Senate group says tax increases off the table as part of infrastructure bill

A bipartisan Senate group said Wednesday that all tax increases that were part of the proposed Biden infrastructure bill now in discussion there have been taken off the table. 

Democrats and Republicans are in the process of negotiating a final package, but it became clear that a proposed tax increase on capital gains was a sticking point for Republicans.

Talks between the White House and Republicans in the Senate collapsed on Tuesday, but the group hopes that further negotiations will be possible now that tax increases will not be part of the plan.

Sen. Jon Tester (D-MT) said in response to a question Wednesday about whether tax increases are out, “That’s my understanding. I think there’s ways to do that; hopefully it won’t be smoke and mirrors. Bottom line, this is probably the hardest part from my perspective, is how you get it paid for.”

“If it’s paid for”

Tester said he thought President Joe Biden would approve of an infrastructure plan without a tax increase “”if it’s paid for.”

The group is still working to nail down how the bill will be paid for, however. Sen. Mitt Romney (R-UT) said that the “payfors” in the bill are “a little less solid” than other aspects of the bill.

The group is reportedly planning to propose a $900 billion infrastructure option, but has not officially made that number public yet.

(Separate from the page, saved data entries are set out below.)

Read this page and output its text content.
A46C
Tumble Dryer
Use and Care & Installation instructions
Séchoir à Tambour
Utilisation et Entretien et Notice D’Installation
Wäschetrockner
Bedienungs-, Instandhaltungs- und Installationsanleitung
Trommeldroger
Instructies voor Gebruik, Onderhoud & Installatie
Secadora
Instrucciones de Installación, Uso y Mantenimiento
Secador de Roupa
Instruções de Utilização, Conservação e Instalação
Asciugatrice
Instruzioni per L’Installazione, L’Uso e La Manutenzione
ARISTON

Biden’s original proposal was $2.2 trillion, but included a lot of things that were not technically infrastructure, like child care and elder care provisions.

According to CNBC, options to pay for the bill include increases in the gas tax, a mileage tax, or a bond issue. But economists like Tony Fratto, a George W. Bush-era Treasury official, say that infrastructure pays for itself in jobs created and revenue generated, and shouldn’t need to be funded with a tax increase.

Infrastructure pays for itself

“You can make a very strong case to borrow the money and pay it back over time on the expected returns,” he said. “We have failed to invest in all of the infrastructure needs that this country has by this fictional argument that it must be paid for for us to do it.”

And there may be a way to pay for a smaller infrastructure bill like the one the bipartisan group advocates without needing to borrow more money.

Sen. Pat Toomey (R-PA) has called on lawmakers to use nearly a trillion in unspent COVID relief funds to pay for the infrastructure bill. If that happens, any return on the investment can then go to further federal debt relief.

It would be unusual for a Democrat-run administration and Congress to show such fiscal responsibility, and they sure haven’t shown it up to this point, but Republicans could be a check on their unfettered spending by refusing to pass a bill until they get the restraint they seek.